Are you sure about losing out on child benefit? Hadn't heard that before.


----------



## helens

yeah we wouldnt meet the Habitual (sp)conditions of it,id have to ring & tell them myself & kids are moving.


----------



## flossie

But i think you should be able to claim child benefit over there instead?


----------



## helens

i will look into it thanks.
just hoping financially itl all work out for us.But no hope here for work for eighter of us so needs must.
just got granted 12 months interest only on mortgage here so itl take a bit of preasure of.
thanks for replies & sorry for Derailing the origional Question


----------



## Sparky1972

Hi All,
Re. Job seekers benefit:
I have been working in another EU country since 2006 and built up social insurance contributions there. Previous to that I had worked in Ireland and built up 12years social insurance contribution.

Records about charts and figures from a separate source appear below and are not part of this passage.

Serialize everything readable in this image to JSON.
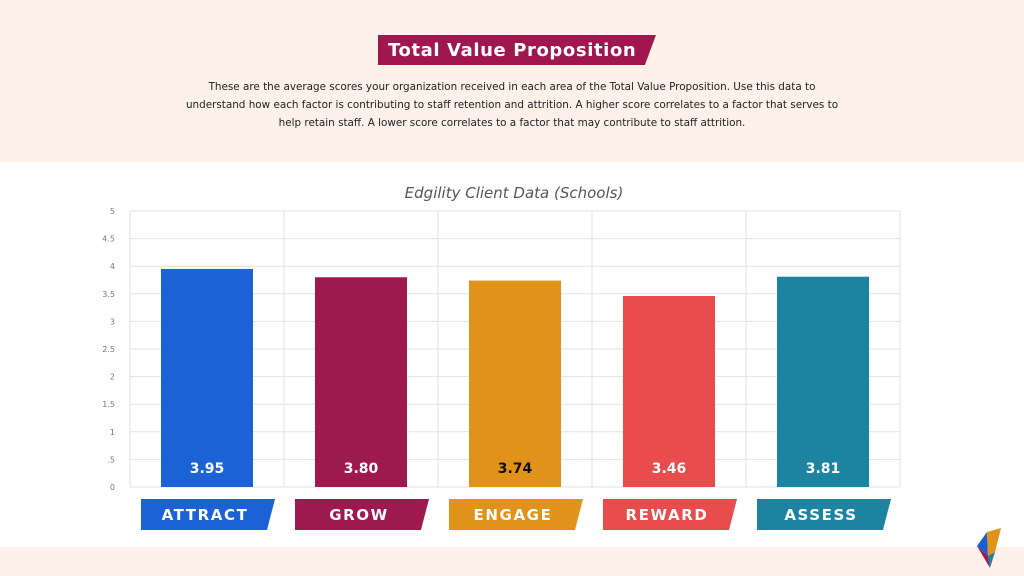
{
  "header": {
    "title": "Total Value Proposition",
    "description": "These are the average scores your organization received in each area of the Total Value Proposition. Use this data to understand how each factor is contributing to staff retention and attrition. A higher score correlates to a factor that serves to help retain staff. A lower score correlates to a factor that may contribute to staff attrition."
  },
  "chart_data": {
    "type": "bar",
    "title": "Edgility Client Data (Schools)",
    "categories": [
      "ATTRACT",
      "GROW",
      "ENGAGE",
      "REWARD",
      "ASSESS"
    ],
    "values": [
      3.95,
      3.8,
      3.74,
      3.46,
      3.81
    ],
    "value_labels": [
      "3.95",
      "3.80",
      "3.74",
      "3.46",
      "3.81"
    ],
    "colors": [
      "#1a62d6",
      "#9e1a4e",
      "#e0921a",
      "#e84c4c",
      "#1c84a0"
    ],
    "value_label_colors": [
      "#ffffff",
      "#ffffff",
      "#111111",
      "#ffffff",
      "#ffffff"
    ],
    "ylim": [
      0,
      5
    ],
    "yticks": [
      0,
      0.5,
      1,
      1.5,
      2,
      2.5,
      3,
      3.5,
      4,
      4.5,
      5
    ],
    "ytick_labels": [
      "0",
      ".5",
      "1",
      "1.5",
      "2",
      "2.5",
      "3",
      "3.5",
      "4",
      "4.5",
      "5"
    ],
    "xlabel": "",
    "ylabel": "",
    "grid": true
  }
}
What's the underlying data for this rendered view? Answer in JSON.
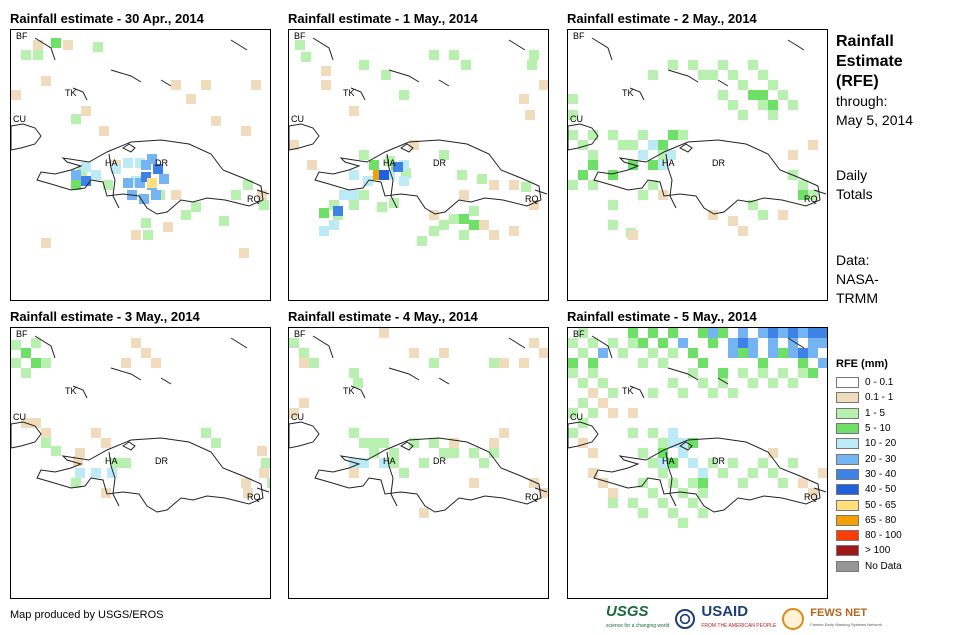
{
  "panels": [
    {
      "title": "Rainfall estimate - 30 Apr., 2014"
    },
    {
      "title": "Rainfall estimate - 1 May., 2014"
    },
    {
      "title": "Rainfall estimate - 2 May., 2014"
    },
    {
      "title": "Rainfall estimate - 3 May., 2014"
    },
    {
      "title": "Rainfall estimate - 4 May., 2014"
    },
    {
      "title": "Rainfall estimate - 5 May., 2014"
    }
  ],
  "place_labels": {
    "bf": "BF",
    "tk": "TK",
    "cu": "CU",
    "ha": "HA",
    "dr": "DR",
    "rq": "RQ"
  },
  "side": {
    "title_line1": "Rainfall",
    "title_line2": "Estimate",
    "title_line3": "(RFE)",
    "through_label": "through:",
    "through_date": "May 5, 2014",
    "daily_line1": "Daily",
    "daily_line2": "Totals",
    "data_line1": "Data:",
    "data_line2": "NASA-",
    "data_line3": "TRMM"
  },
  "legend": {
    "title": "RFE (mm)",
    "classes": [
      {
        "label": "0 - 0.1",
        "color": "#ffffff"
      },
      {
        "label": "0.1 - 1",
        "color": "#f0dcbc"
      },
      {
        "label": "1 - 5",
        "color": "#b8f0b0"
      },
      {
        "label": "5 - 10",
        "color": "#6ee068"
      },
      {
        "label": "10 - 20",
        "color": "#bdebf5"
      },
      {
        "label": "20 - 30",
        "color": "#74b4f2"
      },
      {
        "label": "30 - 40",
        "color": "#3e82e8"
      },
      {
        "label": "40 - 50",
        "color": "#2060dc"
      },
      {
        "label": "50 - 65",
        "color": "#ffe07a"
      },
      {
        "label": "65 - 80",
        "color": "#f5a000"
      },
      {
        "label": "80 - 100",
        "color": "#ff3c00"
      },
      {
        "label": "> 100",
        "color": "#a01818"
      },
      {
        "label": "No Data",
        "color": "#969696"
      }
    ]
  },
  "credit": "Map produced by USGS/EROS",
  "logos": {
    "usgs": "USGS",
    "usgs_tagline": "science for a changing world",
    "usaid": "USAID",
    "usaid_tagline": "FROM THE AMERICAN PEOPLE",
    "fews": "FEWS NET",
    "fews_tagline": "Famine Early Warning Systems Network"
  }
}
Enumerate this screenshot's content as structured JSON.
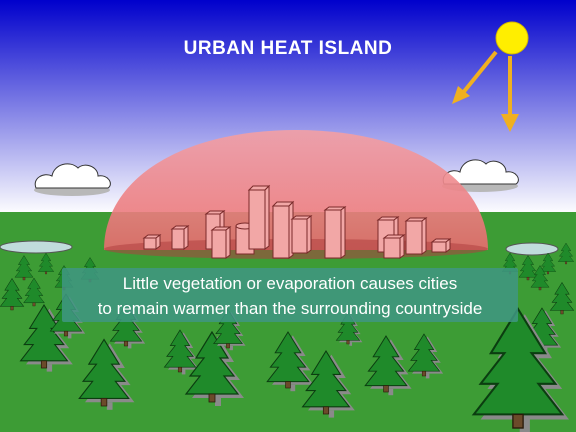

I am planning to return to Ireland this year as my Wife is located in Ireland, so I am returning purely for Family reasons.
In one of the posts above - its states the normal rule to transfer social insurance from other EU country is that you have to work at least 1 week in Ireland on returning, i.e have 1 social insurance payment made in Ireland on return, however there is an exception made if you return for Family reasons.
Obviously I am returning for family reasons and I will be without a job and looking for work. Do I meet the exception criteria of not having to have at least 1 social insurance contribution in Ireland after I return before I can claim Job Seekers Benefit.
Any advice is appreciated.


----------



## gipimann

I can't see any reference in the current Jobseeker's Benefit Operational Guidelines about an exemption from the requirement for an Irish PRSI contribution for family reasons so I'm not sure what the earlier poster was referring to.

You should make enquiries from the Dept of Social Protection before you move home, in case there is no exemption.   If there is no exemption, you would be better to claim jobseeker's benefit (or the equivalent) in the EU country and transfer it to Ireland.

Link to operational guidelines:
http://www.welfare.ie/en/Pages/Jobseekers-Benefit.aspx

EU/International Records who may be able to help with the PRSI query, or direct you appropriately
http://www.welfare.ie/en/Pages/PRSI_holder.aspx


----------